The cultural project of majoritarian nationalism seeks to establish the hegemony of the majority; there has been a systematic attempt at othering the minorities, particularly the Muslims and the Christians, and to relegate them to second-class citizens.
Plural and diverse character of our society is an anathema to this project. The real bases of authority seem to be shifting from the organs of the government to groupings managed by the custodians of this cultural project.
Thomas Blom Hansen, the Reliance-Dhirubhai Ambani Professor in South Asian Studies and Professor of Anthropology at Stanford University, opines that the “mightiest socio-political force in India” today is not the state or the law but “deeply embedded vernacular ideas of popular sovereignty”.
He further adds that one of the crucial enabling conditions for public violence is the lack of the “application of the force of law in the face of such exertions of ‘the law of force’.”
Religiosity has been let loose in the public sphere as the handmaiden of this project. How to restore sanity in the public sphere and confine religion to the spiritual and devotional realm where it rightfully belongs?
As students of society and politics, it is not only our duty to raise ‘hows’ and ‘whys’ about social phenomena, but also to produce social and political theory that provides a counter-narrative and performs moral function of reaffirming plural and diverse character of our society and restoring our faith in constitutional values and rule of law.
Such a counter-narrative can be constructed on the reading of India as a civilisational entity. We can continue to stake claims on the legacy of our rich civilisation and syncretism only when such a counter-narrative becomes the stuff of political discourse in our country. A political discourse shaped by plural and inclusive narrative will promote tolerance, co-existence and concord in our society.
BJP’s resounding victory in the recently concluded Lok Sabha elections is an endorsement of the project of Hindu nationalism. Brinkmanship and application of brute force to make a major chunk of the population in Jammu and Kashmir fall in line is being presented as acts of statesmanship by the leaders of the ruling dispensation and government-supported media.
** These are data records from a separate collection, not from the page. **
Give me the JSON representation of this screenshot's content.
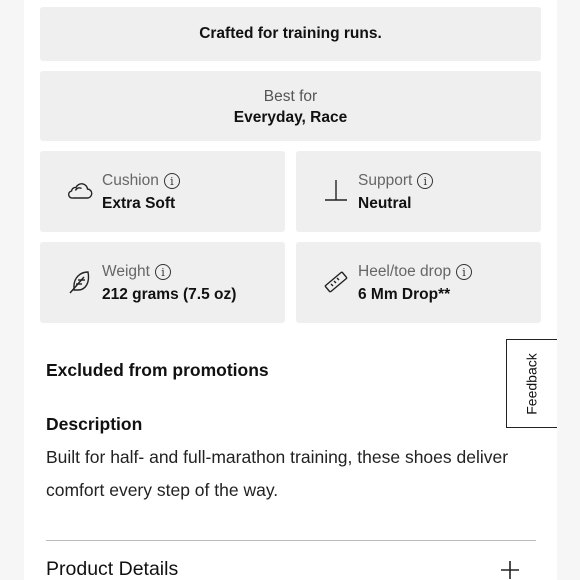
{
  "tagline": "Crafted for training runs.",
  "best_for": {
    "label": "Best for",
    "value": "Everyday, Race"
  },
  "specs": [
    {
      "icon": "cloud-icon",
      "label": "Cushion",
      "value": "Extra Soft"
    },
    {
      "icon": "support-icon",
      "label": "Support",
      "value": "Neutral"
    },
    {
      "icon": "feather-icon",
      "label": "Weight",
      "value": "212 grams (7.5 oz)"
    },
    {
      "icon": "ruler-icon",
      "label": "Heel/toe drop",
      "value": "6 Mm Drop**"
    }
  ],
  "info_glyph": "i",
  "excluded_text": "Excluded from promotions",
  "description": {
    "title": "Description",
    "body": "Built for half- and full-marathon training, these shoes deliver comfort every step of the way."
  },
  "product_details": {
    "label": "Product Details",
    "icon": "plus-icon"
  },
  "feedback_tab": "Feedback"
}
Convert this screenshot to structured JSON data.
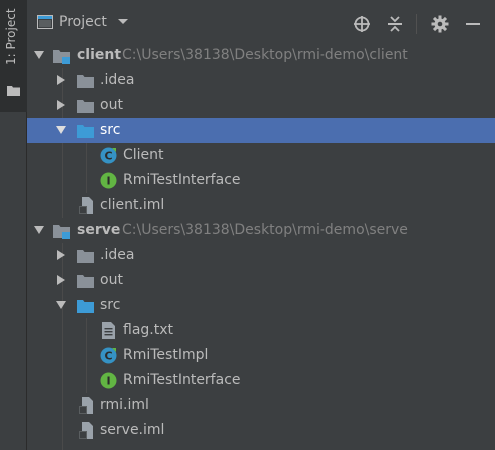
{
  "side_stripe": {
    "label": "1: Project"
  },
  "header": {
    "title": "Project",
    "buttons": [
      {
        "name": "locate-icon",
        "glyph": "⊕"
      },
      {
        "name": "collapse-icon",
        "glyph": "⇕"
      },
      {
        "name": "gear-icon",
        "glyph": "⚙"
      },
      {
        "name": "minimize-icon",
        "glyph": "—"
      }
    ]
  },
  "tree": {
    "rows": [
      {
        "label": "client",
        "path": "C:\\Users\\38138\\Desktop\\rmi-demo\\client",
        "icon": "module-folder"
      },
      {
        "label": ".idea",
        "icon": "folder"
      },
      {
        "label": "out",
        "icon": "folder"
      },
      {
        "label": "src",
        "icon": "source-folder"
      },
      {
        "label": "Client",
        "icon": "class"
      },
      {
        "label": "RmiTestInterface",
        "icon": "interface"
      },
      {
        "label": "client.iml",
        "icon": "iml-file"
      },
      {
        "label": "serve",
        "path": "C:\\Users\\38138\\Desktop\\rmi-demo\\serve",
        "icon": "module-folder"
      },
      {
        "label": ".idea",
        "icon": "folder"
      },
      {
        "label": "out",
        "icon": "folder"
      },
      {
        "label": "src",
        "icon": "source-folder"
      },
      {
        "label": "flag.txt",
        "icon": "text-file"
      },
      {
        "label": "RmiTestImpl",
        "icon": "class"
      },
      {
        "label": "RmiTestInterface",
        "icon": "interface"
      },
      {
        "label": "rmi.iml",
        "icon": "iml-file"
      },
      {
        "label": "serve.iml",
        "icon": "iml-file"
      }
    ]
  },
  "colors": {
    "background": "#3c3f41",
    "selection": "#4b6eaf",
    "folder": "#8a9199",
    "source_folder": "#3d9bd6",
    "class_icon": "#3592c4",
    "interface_icon": "#62b543"
  }
}
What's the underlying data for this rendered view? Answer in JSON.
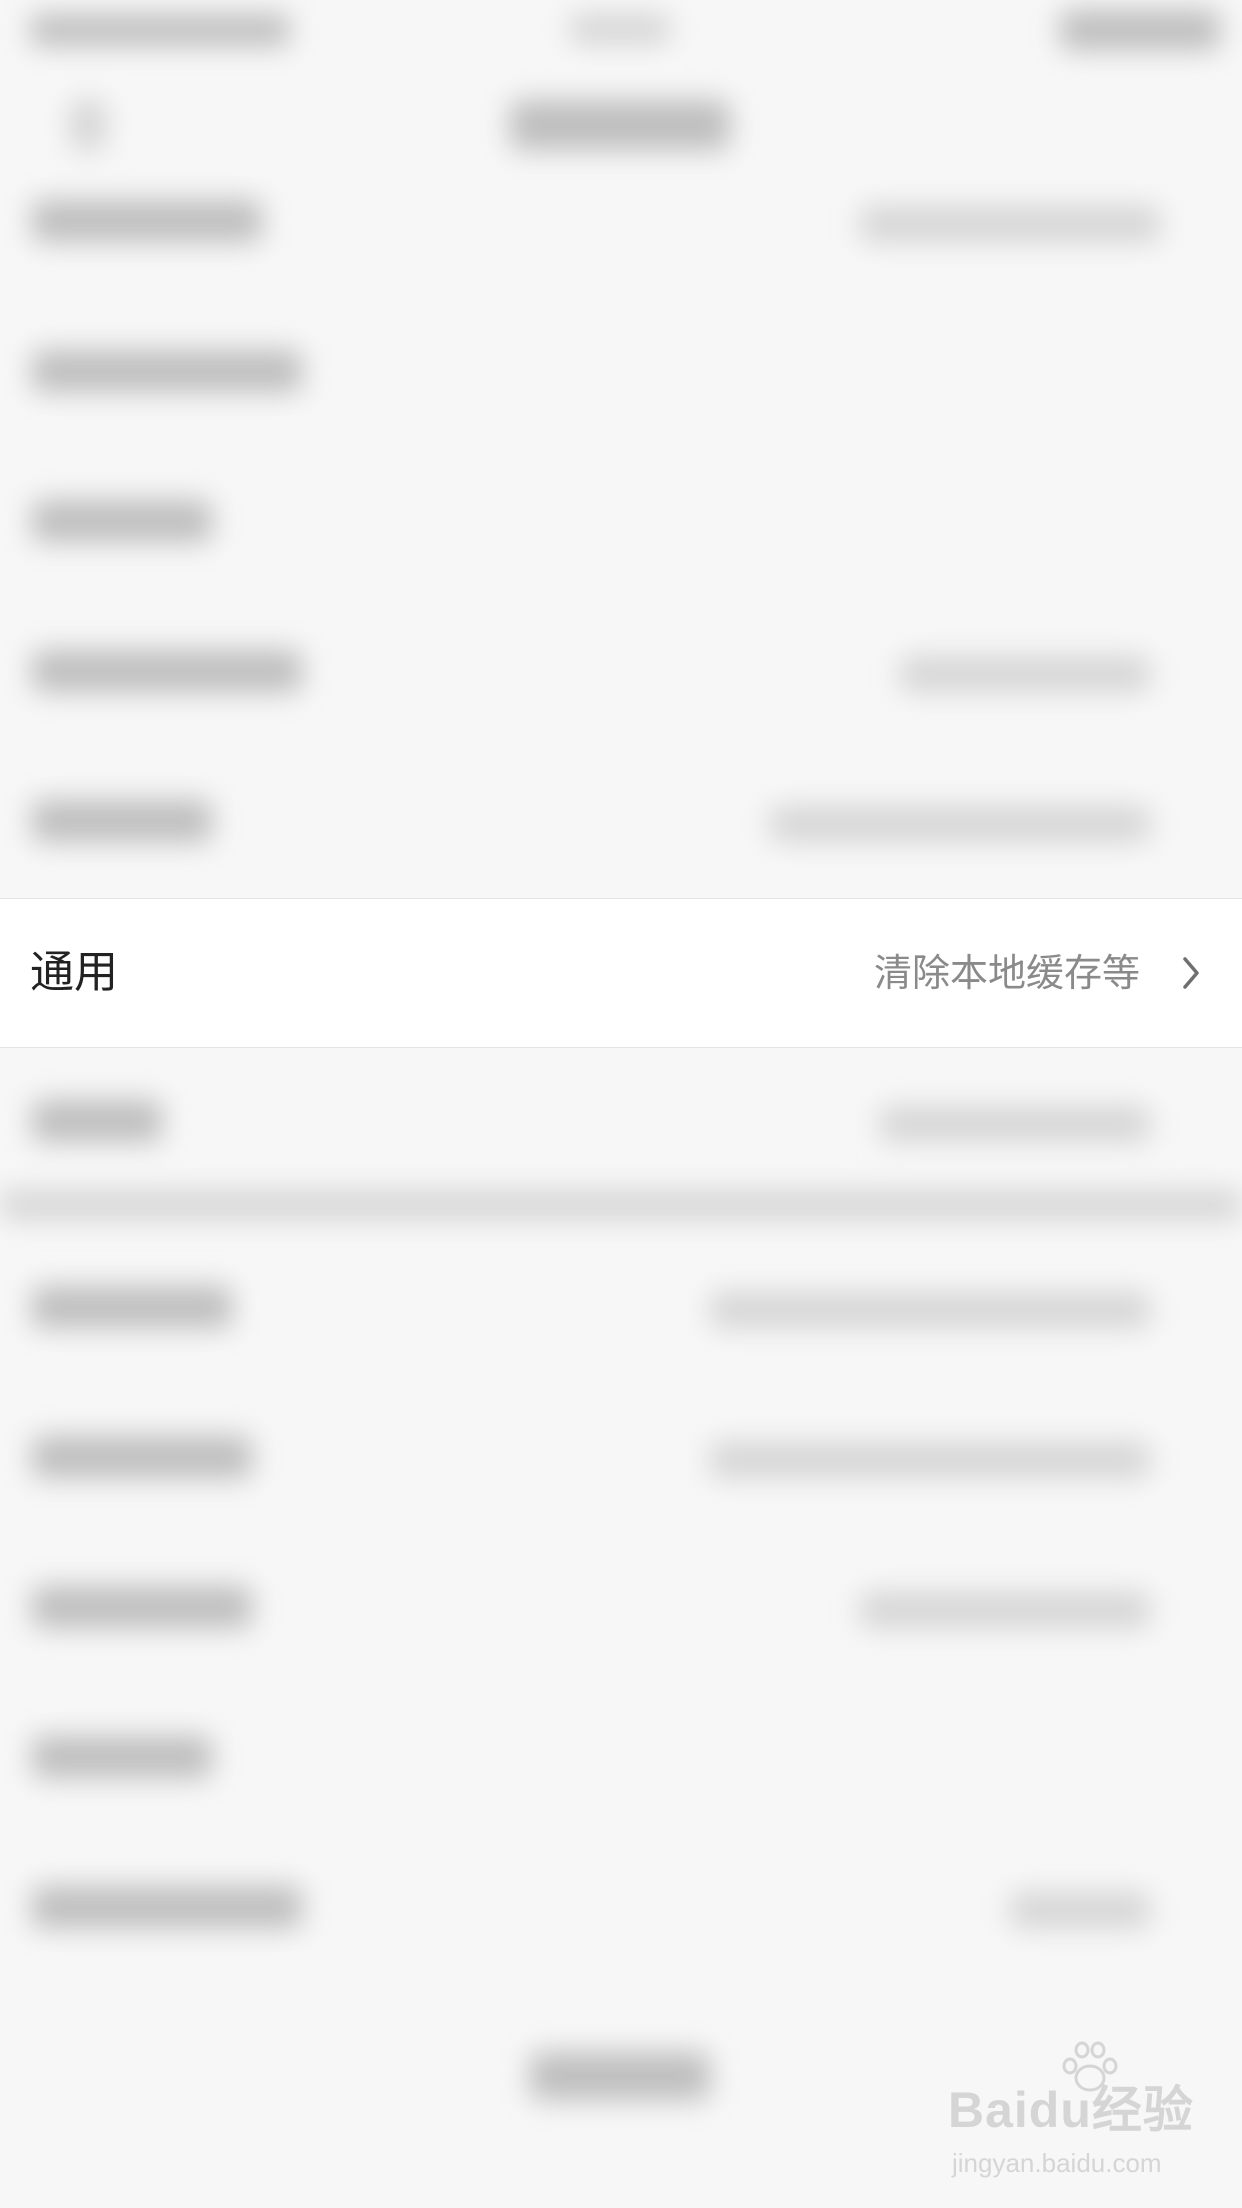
{
  "settings": {
    "focused_row": {
      "label": "通用",
      "detail": "清除本地缓存等"
    }
  },
  "icons": {
    "row_chevron": "chevron-right-icon",
    "watermark_logo": "baidu-paw-icon"
  },
  "watermark": {
    "brand": "Baidu经验",
    "url": "jingyan.baidu.com"
  }
}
As several commentators have argued, this marks a radical departure from Atal Bihari Vajpayee’s approach based on Insaaniyat, Kashmiriyat and Jamhooriyat. This is an abnegation of Gandhian principle that the end doesn’t justify the means, howsoever great a cause maybe.
Recent pronouncements by Union Home Minister Amit Shah on Hindi quickly toned down following public outrage, and National Register of Citizens (NRC) are deeply disturbing.
It is highly doubtful whether measures such as in Jammu and Kashmir and an approach as reflected in pronouncements on Hindi and NRC will strengthen substantive aspects of our democracy. At no other point in independent India has there been more need for a counter-narrative than at this juncture.